Lebih jauh, Prof. Aleksius menekankan pentingnya kemandirian nasional, terutama dalam sektor pangan. “Indonesia sebagai middle power harus memiliki keberanian memainkan peran diplomasi secara aktif, dengan tetap berpegang pada prinsip hukum internasional,” tambahnya.

Sementara itu, Prof. Anak Agung Banyu Perwita, Guru Besar Hubungan Internasional Universitas Pertahanan RI, menyoroti isu keamanan di Asia Pasifik. Ia menjelaskan bahwa kawasan ini menjadi pusat perhatian kekuatan regional maupun global, utamanya karena tingginya kompetisi geopolitik di Laut Tiongkok Selatan dan meningkatnya belanja militer negara-negara di kawasan.

“Asia Pasifik merupakan arena perebutan sumber daya strategis seperti nikel, batu bara, dan energi. Isu power politics, keamanan maritim, dan perlombaan senjata kini sangat menonjol,” jelas Prof. Banyu.

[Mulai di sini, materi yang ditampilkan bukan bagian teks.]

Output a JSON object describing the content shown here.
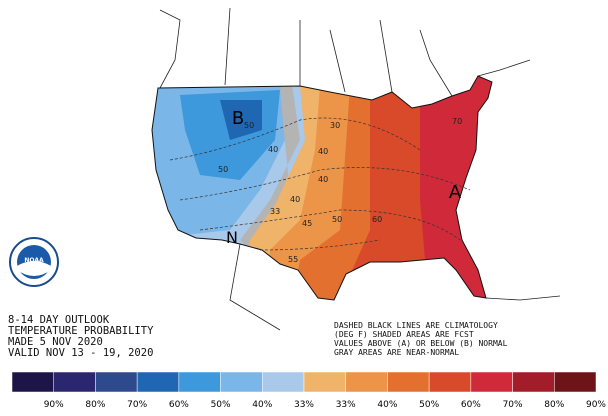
{
  "header": {
    "lines": [
      "8-14 DAY OUTLOOK",
      "TEMPERATURE PROBABILITY",
      "MADE  5 NOV 2020",
      "VALID  NOV 13 - 19, 2020"
    ]
  },
  "notes": {
    "lines": [
      "DASHED BLACK LINES ARE CLIMATOLOGY",
      "(DEG F) SHADED AREAS ARE FCST",
      "VALUES ABOVE (A) OR BELOW (B) NORMAL",
      "GRAY AREAS ARE NEAR-NORMAL"
    ]
  },
  "logo": {
    "label": "NOAA"
  },
  "map_labels": {
    "below": "B",
    "above": "A",
    "near": "N",
    "contours": [
      "50",
      "40",
      "50",
      "33",
      "40",
      "30",
      "40",
      "45",
      "40",
      "50",
      "55",
      "60",
      "70"
    ]
  },
  "legend": {
    "items": [
      {
        "label": "90%",
        "color": "#1d1448"
      },
      {
        "label": "80%",
        "color": "#2a2670"
      },
      {
        "label": "70%",
        "color": "#2d4a8c"
      },
      {
        "label": "60%",
        "color": "#1f66b3"
      },
      {
        "label": "50%",
        "color": "#3e98dc"
      },
      {
        "label": "40%",
        "color": "#7ab6e8"
      },
      {
        "label": "33%",
        "color": "#a9c9ea"
      },
      {
        "label": "33%",
        "color": "#f0b36a"
      },
      {
        "label": "40%",
        "color": "#ec9448"
      },
      {
        "label": "50%",
        "color": "#e47030"
      },
      {
        "label": "60%",
        "color": "#d84a2a"
      },
      {
        "label": "70%",
        "color": "#d02a3a"
      },
      {
        "label": "80%",
        "color": "#a21c2a"
      },
      {
        "label": "90%",
        "color": "#6c1418"
      }
    ]
  }
}
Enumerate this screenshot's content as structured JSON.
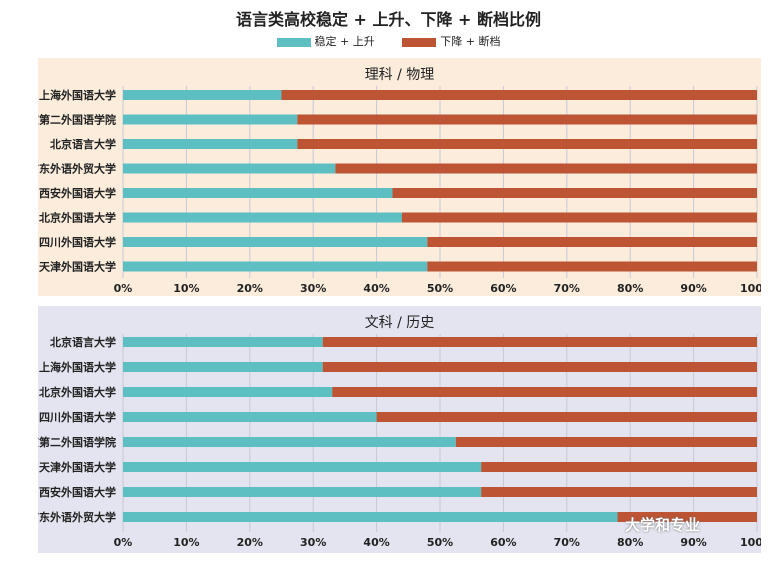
{
  "title": "语言类高校稳定 + 上升、下降 + 断档比例",
  "legend": [
    {
      "label": "稳定 + 上升",
      "color": "#5dbfc2"
    },
    {
      "label": "下降 + 断档",
      "color": "#bd5434"
    }
  ],
  "watermark": "大学和专业",
  "chart_data": [
    {
      "type": "bar",
      "orientation": "horizontal",
      "stacked": true,
      "title": "理科 / 物理",
      "categories": [
        "上海外国语大学",
        "北京第二外国语学院",
        "北京语言大学",
        "广东外语外贸大学",
        "西安外国语大学",
        "北京外国语大学",
        "四川外国语大学",
        "天津外国语大学"
      ],
      "series": [
        {
          "name": "稳定 + 上升",
          "values": [
            25,
            27.5,
            27.5,
            33.5,
            42.5,
            44,
            48,
            48
          ]
        },
        {
          "name": "下降 + 断档",
          "values": [
            75,
            72.5,
            72.5,
            66.5,
            57.5,
            56,
            52,
            52
          ]
        }
      ],
      "xticks": [
        "0%",
        "10%",
        "20%",
        "30%",
        "40%",
        "50%",
        "60%",
        "70%",
        "80%",
        "90%",
        "100%"
      ],
      "xlim": [
        0,
        100
      ]
    },
    {
      "type": "bar",
      "orientation": "horizontal",
      "stacked": true,
      "title": "文科 / 历史",
      "categories": [
        "北京语言大学",
        "上海外国语大学",
        "北京外国语大学",
        "四川外国语大学",
        "北京第二外国语学院",
        "天津外国语大学",
        "西安外国语大学",
        "广东外语外贸大学"
      ],
      "series": [
        {
          "name": "稳定 + 上升",
          "values": [
            31.5,
            31.5,
            33,
            40,
            52.5,
            56.5,
            56.5,
            78
          ]
        },
        {
          "name": "下降 + 断档",
          "values": [
            68.5,
            68.5,
            67,
            60,
            47.5,
            43.5,
            43.5,
            22
          ]
        }
      ],
      "xticks": [
        "0%",
        "10%",
        "20%",
        "30%",
        "40%",
        "50%",
        "60%",
        "70%",
        "80%",
        "90%",
        "100%"
      ],
      "xlim": [
        0,
        100
      ]
    }
  ]
}
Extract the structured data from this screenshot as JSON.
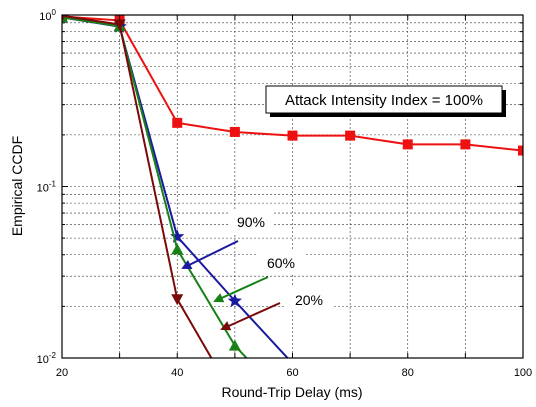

Ia juga menyinggung Belt and Road Initiative (BRI) sebagai bagian dari strategi besar Tiongkok dalam memenangkan kompetisi global. Menurutnya, strategi Tiongkok dibangun atas tiga pilar utama: economic statecraft, diplomasi regional dan global, serta modernisasi militer.

Berdasarkan pemetaan Lowy Institute, Tiongkok kini memiliki pengaruh dominan terhadap sebagian besar negara Asia Pasifik. Sebaliknya, Amerika Serikat hanya memiliki kedekatan strategis yang kuat dengan tiga dari 12 negara di kawasan tersebut, memperlihatkan pergeseran lanskap kekuatan secara nyata.

Acara diakhiri dengan peluncuran buku hasil riset dari Paramadina Asia and Pacific Institute (PAPI) berjudul “Pengantar Studi Hubungan Bilateral Tiongkok dengan Negara-negara di Asia dan Pasifik” yang disunting oleh Peni Hanggarini, Dosen Program Magister Hubungan Internasional Universitas Paramadina. Buku ini disusun oleh tim akademisi yang terdiri dari dosen, mahasiswa, dan alumni, yakni Mishka Husen Balfas, Emil Radhiansyah, Hizra Marisa, Bagas Rizky Ramadhan & Alia Rahmatulummah, Rizki Damayanti, Ratih Ariefianti Soeroto, dan Suhayatmi.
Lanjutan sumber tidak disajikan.